The Three Shires is one of the races in the Lakeland Classics Trophy series which was established in 2002.

==Results==
The male and female course records on the traditional route were both set in 1997, by Gavin Bland with a time of 1:45:08 and Mari Todd with 2:05:29. The men's record was not approached after that year, but Victoria Wilkinson was within thirty seconds of the women's record in 2016.

Ricky Lightfoot has the greatest number of wins amongst the men, with five between 2007 and 2016. Mari Todd and Vanessa Brindle (now Vanessa Peacock) have won the women's race the most times, with three victories each.

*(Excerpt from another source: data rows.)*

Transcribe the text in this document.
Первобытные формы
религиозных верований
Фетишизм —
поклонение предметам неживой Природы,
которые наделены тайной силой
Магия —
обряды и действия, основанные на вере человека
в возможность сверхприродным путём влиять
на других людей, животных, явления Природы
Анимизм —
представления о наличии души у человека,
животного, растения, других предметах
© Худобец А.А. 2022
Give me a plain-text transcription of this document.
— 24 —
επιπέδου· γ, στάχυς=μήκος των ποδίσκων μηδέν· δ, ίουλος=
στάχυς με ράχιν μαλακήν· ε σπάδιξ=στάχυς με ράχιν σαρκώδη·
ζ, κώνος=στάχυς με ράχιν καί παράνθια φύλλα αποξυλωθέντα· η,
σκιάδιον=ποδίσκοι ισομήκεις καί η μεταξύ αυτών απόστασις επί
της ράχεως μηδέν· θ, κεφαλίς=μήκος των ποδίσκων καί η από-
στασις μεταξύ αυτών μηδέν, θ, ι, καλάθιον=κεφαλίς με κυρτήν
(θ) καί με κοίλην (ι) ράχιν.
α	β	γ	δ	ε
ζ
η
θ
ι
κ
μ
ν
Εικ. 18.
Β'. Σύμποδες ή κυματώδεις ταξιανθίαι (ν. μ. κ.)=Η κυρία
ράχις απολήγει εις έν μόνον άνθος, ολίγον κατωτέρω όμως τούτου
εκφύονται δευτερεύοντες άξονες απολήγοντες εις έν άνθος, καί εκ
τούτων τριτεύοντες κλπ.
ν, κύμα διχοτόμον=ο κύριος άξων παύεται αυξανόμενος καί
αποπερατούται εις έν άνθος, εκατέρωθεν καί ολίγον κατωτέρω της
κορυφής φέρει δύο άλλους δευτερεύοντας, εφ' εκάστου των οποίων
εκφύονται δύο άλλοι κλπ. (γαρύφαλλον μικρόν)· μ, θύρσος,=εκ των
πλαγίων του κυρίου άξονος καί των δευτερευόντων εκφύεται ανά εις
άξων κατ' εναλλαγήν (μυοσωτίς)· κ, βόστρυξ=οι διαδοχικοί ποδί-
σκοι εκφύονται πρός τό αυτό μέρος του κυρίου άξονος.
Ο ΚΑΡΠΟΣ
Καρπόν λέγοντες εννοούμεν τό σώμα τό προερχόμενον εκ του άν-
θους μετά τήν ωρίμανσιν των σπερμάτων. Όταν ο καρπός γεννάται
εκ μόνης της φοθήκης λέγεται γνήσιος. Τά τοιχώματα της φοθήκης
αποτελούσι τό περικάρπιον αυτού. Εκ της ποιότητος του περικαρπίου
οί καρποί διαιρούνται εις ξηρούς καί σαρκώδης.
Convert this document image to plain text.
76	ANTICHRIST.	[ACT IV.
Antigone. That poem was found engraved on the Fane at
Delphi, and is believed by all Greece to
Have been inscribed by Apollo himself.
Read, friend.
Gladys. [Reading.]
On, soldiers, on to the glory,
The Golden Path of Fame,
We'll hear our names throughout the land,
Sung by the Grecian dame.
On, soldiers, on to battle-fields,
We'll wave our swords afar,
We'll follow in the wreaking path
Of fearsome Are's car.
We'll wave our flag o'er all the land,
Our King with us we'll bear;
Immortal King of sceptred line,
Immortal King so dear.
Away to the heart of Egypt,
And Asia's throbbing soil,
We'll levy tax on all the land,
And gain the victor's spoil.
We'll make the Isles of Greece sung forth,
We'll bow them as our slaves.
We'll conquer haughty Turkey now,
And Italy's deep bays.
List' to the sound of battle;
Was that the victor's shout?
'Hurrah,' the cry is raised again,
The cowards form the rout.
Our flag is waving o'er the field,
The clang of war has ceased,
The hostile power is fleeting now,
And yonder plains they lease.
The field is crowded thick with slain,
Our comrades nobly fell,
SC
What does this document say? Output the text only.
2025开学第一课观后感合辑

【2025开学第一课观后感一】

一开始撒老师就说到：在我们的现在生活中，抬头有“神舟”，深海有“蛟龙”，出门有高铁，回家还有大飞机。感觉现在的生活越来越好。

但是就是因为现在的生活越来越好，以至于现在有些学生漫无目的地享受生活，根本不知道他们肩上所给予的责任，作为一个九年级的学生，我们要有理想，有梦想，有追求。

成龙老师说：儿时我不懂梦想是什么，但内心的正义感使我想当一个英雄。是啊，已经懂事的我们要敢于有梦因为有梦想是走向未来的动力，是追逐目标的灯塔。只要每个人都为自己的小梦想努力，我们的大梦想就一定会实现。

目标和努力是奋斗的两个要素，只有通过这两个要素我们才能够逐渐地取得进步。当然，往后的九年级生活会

The winners have been as follows.

| Year | Men | Time | Women | Time |
|---|---|---|---|---|
| 1983 | Billy Bland | 1:56:19 | Linda Lord | 2:43:19 |
| 1984 | Bob Whitfield | 1:53:08 | Pauline Haworth | 2:18:44 |
| 1985 | Mark Rigby | 2:01:10 | Stephanie Quirk | 2:54:18 |
| 1986 | Mark Rigby | 1:54:32 | Vanessa Brindle | 2:12:57 |
| 1987 | Bob Whitfield | 1:49:07 | Vanessa Brindle | 2:15:05 |
| 1988 | Colin Donnelly | 1:50:07 | Ruth Pickvance | 2:12:49 |
| 1989 | Keith Anderson | 1:45:55 | Vanessa Brindle | 2:08:45 |
| 1990 | Mark Fleming | 1:52:04 | Mari Todd | 2:14:00 |
| 1991 | Gavin Bland | 1:51:03 | Ruth Pickvance | 2:19:13 |
| 1992 | Jason Bradley | 2:00:29 | Mari Todd | 2:26:44 |
| 1993 | Gavin Bland | 1:47:59 | Carol Greenwood | 2:13:58 |
| 1994 | Robin Jamieson | 1:55:17 | Glynda Cook | 2:23:21 |
| 1995 | Andrew Davies | 1:52:40 | Glynda Cook | 2:23:49 |
| 1996 | Jim Davies | 1:47:33 | Andrea Priestley | 2:10:06 |
| 1997 | Gavin Bland | 1:45:08 | Mari Todd | 2:05:29 |
| 1998 | Paul Sheard | 1:58:28 | Yvette Hague | 2:12:05 |
| 1999 | Jim Davies | 1:51:30 | Nicola Davies | 2:14:29 |
| 2000 | Andy Kitchen | 2:03:39 | Nicky Lavery | 2:35:31 |
| 2001 | Cancelled due to foot-and-mouth outbreak |  |  |  |
| 2002 | Mark Hayman | 1:59:43 | Hilda Bransby | 2:28:23 |
| 2003 | Tim Austin | 1:55:23 | Sue Wood | 2:19:06 |
| 2004 | Simon Stainer | 1:57:56 | Lou Sharp | 2:18:28 |
| 2005 | Steve Bottomley | 1:56:29 | Karen Davison | 2:17:24 |
| 2006 | Nick Sharp | 2:03:00 | Helene Diamantides | 2:20:26 |
| 2007 | Ricky Lightfoot | 1:53:05 | Jackie Lee | 2:13:49 |
| 2008 | Ricky Lightfoot | 1:57:23 | Janet McIver | 2:08:49 |
| 2009 | Chris Steele | 1:57:42 | Mary Gillie | 2:28:59 |
| 2010 | Ricky Lightfoot | 1:55:49 | Lauren Jeska^{[A]} | 2:13:21 |
| 2011 | Carl Bell | 2:00:20 | Hazel Robinson | 2:29:42 |
| 2012 | Rhys Findlay-Robinson | 1:59:44 | Jasmin Paris | 2:16:26 |
| 2013 | Ben Abdelnoor | 2:05:11 | Jane Reedy | 2:29:57 |
| 2014 | Rhys Findlay-Robinson | 1:54:38 | Jasmin Paris | 2:12:11 |
| 2015 | Ricky Lightfoot | 1:56:44 | Judith Jepson | 2:23:39 |
| 2016 | Ricky Lightfoot | 1:57:22 | Victoria Wilkinson | 2:05:55 |
| 2017 | Jonny Malley | 2:01:55 | Claire Nance | 2:33:28 |
| 2018 | Jack Wood | 1:54:30 | Natalie Beadle | 2:31:47 |
| 2019 | Garry Greenhow | 2:00:45 | Natalie Beadle | 2:32:06 |
| 2020 | Cancelled due to the COVID-19 pandemic |  |  |  |
| 2021 | Matt Atkinson | 2:01:20 | Lizzie Richardson | 2:38:31 |
| 2022 | Jack Wright | 1:56:33 | Majka Kunicka | 2:26:40 |
| 2023 | Luke Fisher | 1:51:22 | Frances Collett | 2:32:05 |
| 2024 | Finlay Grant | 1:55:59 | Bryony Halcrow | 2:24:06 |
| 2025 | Tom Simpson | 2:07:27 | Sharon Taylor | 2:55:21 |

 Jeska was a transgender runner who competed as a woman. However, doubts were raised over whether she was eligible to compete as a woman and her results were declared null and void. Jeska excluded, the first woman in the 2010 race was Tracey Greenway in a time of 2:27:02.